Il semble donc raisonnable de distinguer deux types idéaux de nation - la nation civique et la nation ethnique - afin de s'orienter dans le paysage confus que nous offrent les sociétés modernes. La nation civique ou politique se fonde sur les droits et libertés constitutionnels accordés par l'État ; son fondement sentimental est en principe secondaire. En revanche, la nation ethnique ou culturelle s'organise autour d'une identité culturelle à laquelle ses membres sont affectivement attachés. D'une manière générale, cette distinction est plausible. Mais il ne s'agit pas d'une opposition exclusive, mais plutôt d'un continuum qui permet des gradations et des chevauchements. Aucun État ne s'est encore légitimé en faisant appel à la seule rationalité froide ou civique des habitants d'un territoire ; le fondement national de l'État renvoie à un imaginaire collectif - souvent contesté - qui se manifeste dans des récits à force contraignante. On ne peut cependant pas en déduire que nous sommes tous également nationalistes ou que toutes les nations sont égales. En effet, un État libéral qui respecte le pluralisme et la liberté de l'individu de façonner son identité est préférable à un État qui socialise ses citoyens dans une identité d'exclusion ou qui est agressif envers ses voisins.
La question de la validité du nationalisme le plus agressif reste posée : comment se fait-il qu'il continue de peser sur le destin des sociétés humaines ? Il n'est peut-être pas si difficile d'y répondre. Ce n'est pas pour rien que nous sommes socialisés dans des environnements particuliers et que - même si naître à un endroit ou à un autre est la plus grande des contingences - nous attachons une valeur affective plus élevée à ce qui nous est plus familier ou plus proche.
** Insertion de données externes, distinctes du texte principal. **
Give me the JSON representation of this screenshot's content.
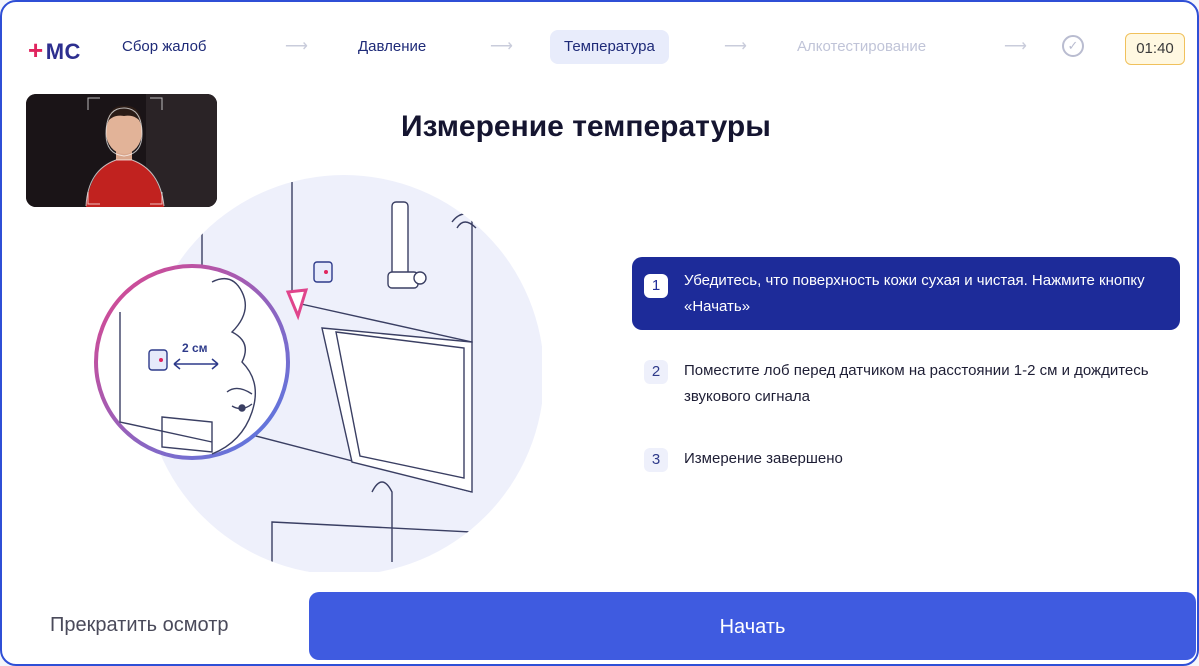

Notre constitution psychobiologique renforce cette disposition : l'évolution naturelle nous a préparés à rechercher la cohésion du groupe dont nous faisons partie. C'est là que réside la clé de la vigueur nationaliste : les passions d'appartenance sont toujours en sommeil, attendant qu'un agent politique tente de les activer et de les mobiliser. Il peut le faire de manière bénigne, par exemple en appelant à la reconstruction d'un pays après une guerre, ou l'inverse. Et s'il y a des citoyens cosmopolites indifférents à ces appels, la vérité est que les cosmopolites sont rares.
Alors attention : il faut peut-être se réjouir que le nationalisme ethnique ne joue pas un rôle encore plus décisif dans la vie de nos sociétés. Ce pourrait être pire. Et nul ne peut exclure qu'un jour ce ne soit pas le cas.